Encryption popularized
- Encryption: The act of transforming a message into a cipher-text. A cipher-text is an altered message that is protected by a secret. It is easier to get the message with the secret than it is without.
- Cipher: A cipher is a method of encryption. It can be thought as a mathematical function that transforms a plain-text, known as the message, into a cipher-text.
Encrypting data. You may have read about that dozens of times, but what does it means? Like a cooking recipe, you need a few ingredients to encrypt a message:
- The message: This is the element that we want to transmit in a way that is easy to read for our recipient, but hard to read for an eavesdropper.
- A shared secret: This is a bit of data both we and the recipient share, it may be a bit of data, or a mathematical property.
- A cipher function: There are numerous cipher functions, from simple ones that don't even have need for a secret to complex mathematical constructs.
An end-to-end encrypted cloud storage must resist attacks on its encryption, let's see what does this mean.
What does it means to be resilient?
Ciphers, also sometimes known as encryption schemes, have different properties. Let's go over the most basic ones:
- Key size: The amount of secret data the algorithm uses. Generally, we count that in bits. For example: 8 bits means that there are 256 possible keys; 2⁸ being equal to 256. This means that each bit makes the key twice as effective.
- Computational requirements: Ciphers take a different amount of time to compute. This makes them slower to use, but also safer. For example: the Salsa cipher has several variants: Salsa8, Salsa12 and Salsa20; the number at the end of the variant is the strengh of the variant: if it takes 1 second to encrypt something with Salsa8, it will take roughly \(\frac{20}{8} = 2.5\) seconds to encrypt with Salsa20. This is also valid for deciphering.
These basic properties describe how resilient a cipher is to what is called a brute-force attack. A brute-force attack consists in trying to decipher the data with all the possible keys until it makes sense.
You need to beware because while it may take 0.1 seconds to check for a key today, Moore law says that in 3 years, it will only take 0.025 seconds. This is equivalent to weakening the key by 1 bit every 1.5 years. This means that data in an encrypted cloud storage has a lifetime after which it is no longer safe. For a sufficiently encrypted data, that lifetime may be up to a few hundred years.

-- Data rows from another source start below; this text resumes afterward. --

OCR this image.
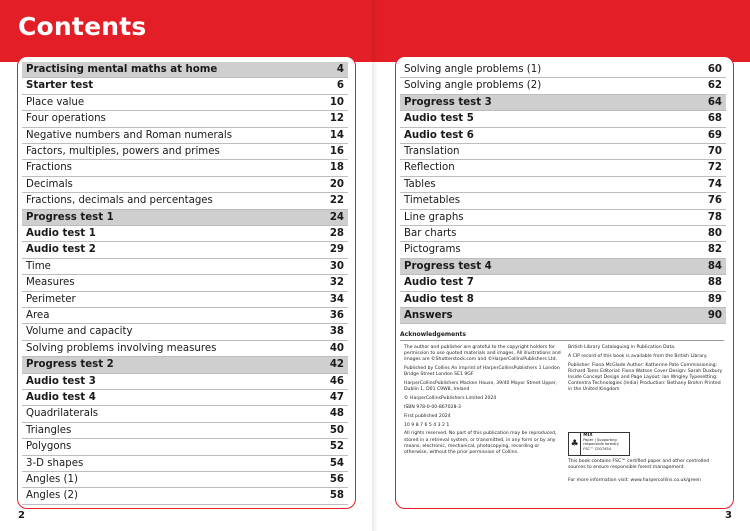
Contents
Practising mental maths at home	4
Starter test	6
Place value	10
Four operations	12
Negative numbers and Roman numerals	14
Factors, multiples, powers and primes	16
Fractions	18
Decimals	20
Fractions, decimals and percentages	22
Progress test 1	24
Audio test 1	28
Audio test 2	29
Time	30
Measures	32
Perimeter	34
Area	36
Volume and capacity	38
Solving problems involving measures	40
Progress test 2	42
Audio test 3	46
Audio test 4	47
Quadrilaterals	48
Triangles	50
Polygons	52
3-D shapes	54
Angles (1)	56
Angles (2)	58
Solving angle problems (1)	60
Solving angle problems (2)	62
Progress test 3	64
Audio test 5	68
Audio test 6	69
Translation	70
Reflection	72
Tables	74
Timetables	76
Line graphs	78
Bar charts	80
Pictograms	82
Progress test 4	84
Audio test 7	88
Audio test 8	89
Answers	90
Acknowledgements

The author and publisher are grateful to the copyright holders for permission to use quoted materials and images. All illustrations and images are ©Shutterstock.com and ©HarperCollinsPublishers Ltd.

Published by Collins An imprint of HarperCollinsPublishers 1 London Bridge Street London SE1 9GF

HarperCollinsPublishers Macken House, 39/40 Mayor Street Upper, Dublin 1, D01 C9W8, Ireland

© HarperCollinsPublishers Limited 2024

ISBN 978-0-00-867028-3

First published 2024

10 9 8 7 6 5 4 3 2 1

All rights reserved. No part of this publication may be reproduced, stored in a retrieval system, or transmitted, in any form or by any means, electronic, mechanical, photocopying, recording or otherwise, without the prior permission of Collins.

British Library Cataloguing in Publication Data.

A CIP record of this book is available from the British Library.

Publisher: Fiona McGlade Author: Katherine Pate Commissioning: Richard Toms Editorial: Fiona Watson Cover Design: Sarah Duxbury Inside Concept Design and Page Layout: Ian Wrigley Typesetting: Contentra Technologies (India) Production: Bethany Brohm Printed in the United Kingdom

♣
MIX
Paper | Supporting responsible forestry
FSC™ C007454
This book contains FSC™ certified paper and other controlled sources to ensure responsible forest management.
For more information visit: www.harpercollins.co.uk/green
2	3
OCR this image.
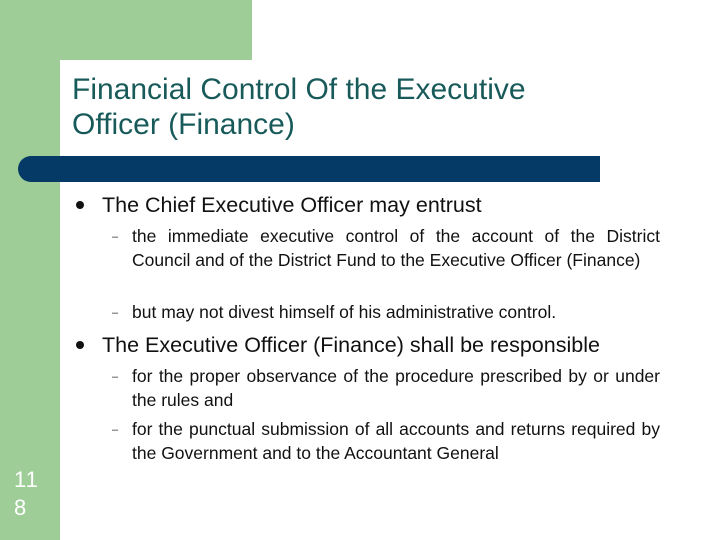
Financial Control Of the Executive
Officer (Finance)
The Chief Executive Officer may entrust
– the immediate executive control of the account of the District Council and of the District Fund to the Executive Officer (Finance)
– but may not divest himself of his administrative control.
The Executive Officer (Finance) shall be responsible
– for the proper observance of the procedure prescribed by or under the rules and
– for the punctual submission of all accounts and returns required by the Government and to the Accountant General
11
8
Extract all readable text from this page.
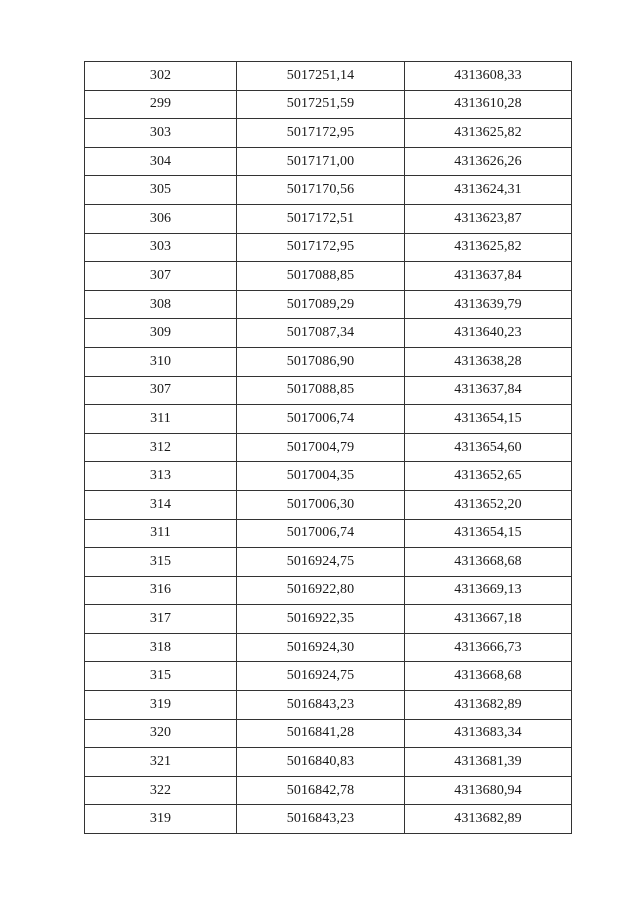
302	5017251,14	4313608,33
299	5017251,59	4313610,28
303	5017172,95	4313625,82
304	5017171,00	4313626,26
305	5017170,56	4313624,31
306	5017172,51	4313623,87
303	5017172,95	4313625,82
307	5017088,85	4313637,84
308	5017089,29	4313639,79
309	5017087,34	4313640,23
310	5017086,90	4313638,28
307	5017088,85	4313637,84
311	5017006,74	4313654,15
312	5017004,79	4313654,60
313	5017004,35	4313652,65
314	5017006,30	4313652,20
311	5017006,74	4313654,15
315	5016924,75	4313668,68
316	5016922,80	4313669,13
317	5016922,35	4313667,18
318	5016924,30	4313666,73
315	5016924,75	4313668,68
319	5016843,23	4313682,89
320	5016841,28	4313683,34
321	5016840,83	4313681,39
322	5016842,78	4313680,94
319	5016843,23	4313682,89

Linear cryptanalysis and other mathematical tricks
Linear cryptanalysis is one of the many techniques used to lower the resilience to attacks of a cipher. It uses the properties of the cipher to reduce the amount of possible keys that are needed to be examined. This means that the cipher used have to be checked for mathematical flaws regularly to ensure they remain safe for preservation in a cloud storage.
Side-channel attacks
Side-channels mean to break the secrecy by using data that is neither part of the cipher nor of the secret, but instead using data linked to the process itself. For example, some researchers could partially break an encryption scheme from a recording of the sound of a computer while it was encrypting the data. Remember that it means that lots of things can go wrong before you send your data to our encrypted cloud storage, meaning that we must make sure the code that runs on the computer that encrypts the data is safe.
Special attacks
Some ciphers can be attacked on their properties using different techniques like quantum computing for example. While it is unlikely an individual will be able to afford a quantum computer with sufficient capabilities anytime soon, large companies and countries can afford quantum computer nearly powerful enough. Quantum computing can however only solve a few very specific problems and hence can only break a select few ciphers.
The only perfect encryption
There is only one cipher that is considered perfect. It is called a One-Time Pad. It is a random key of the same size as the message that is mixed in piecewise with the data. Because no piece of the secret is used more than once, there is no pattern to examine. This means that the message could be any message of the same length.
This perfect scheme is usable in SStorage to protect the actual keys that you may use. This is part of the way SStorage ensure its security as an encrypted cloud storage.
Conclusion
Encryption is a critical piece for private safekeeping of information. Encrypted cloud storage is something that is primarily aimed at protecting the critical private data, for example medical or legal data.